Methods: Data were abstracted at a median follow-up 14.7 years from a retrospective cohort of 104 patients who underwent PET imaging before curative surgery. PET-Axillary|Sternal was classified as PET-positive if hypermetabolism was visualized in ipsilateral nodal axillary and/or sternal region, else as PET-negative. The differences of 15 years restricted mean survival time ∆ according to PET and LNR were computed from Kaplan-Meier overall survival. The effect of PET and other patients' characteristics was analyzed through rankit normalization, which provides with Cox regression the Royston-Sauerbrei D measure of separation to compare the characteristics (0 indicating no prognostic value). Multivariate analysis of the normalized characteristics used stepwise selection with the Akaike information criterion.

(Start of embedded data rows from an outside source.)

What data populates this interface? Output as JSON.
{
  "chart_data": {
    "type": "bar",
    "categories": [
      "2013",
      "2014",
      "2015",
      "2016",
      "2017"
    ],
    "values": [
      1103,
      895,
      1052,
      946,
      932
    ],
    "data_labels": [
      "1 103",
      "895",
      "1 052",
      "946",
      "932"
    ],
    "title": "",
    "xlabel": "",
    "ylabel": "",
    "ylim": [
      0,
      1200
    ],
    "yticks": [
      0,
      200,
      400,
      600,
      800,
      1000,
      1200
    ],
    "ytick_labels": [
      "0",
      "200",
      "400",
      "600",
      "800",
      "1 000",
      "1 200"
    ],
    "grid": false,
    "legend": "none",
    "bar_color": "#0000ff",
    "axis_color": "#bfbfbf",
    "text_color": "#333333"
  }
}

Results: In Kaplan-Meier analysis, LNR > 0.20 versus ≤ 0.20 showed ∆ = 3.4 years, P = 0.003. PET-Axillary|Sternal positivity versus PET-negative showed a ∆ = 2.6 years, P = 0.008. In Cox univariate analyses, LNR appeared as topmost prognostic separator, D = 1.50, P < 0.001. PET ranked below but was also highly significant, D = 1.02, P = 0.009. In multivariate analyses, LNR and PET-Axillary|Sternal were colinear and mutually exclusive. PET-Axillary|Sternal improved as prognosticator in a model excluding lymph nodes, yielding a normalized hazard ratio of 2.44, P = 0.062.

Conclusion: Pathological lymph node assessment remains the gold standard of prognosis. However, PET appears as a valuable surrogate in univariate analysis at 15-year follow-up. There was a trend towards significance in multivariate analysis that warrants further investigation.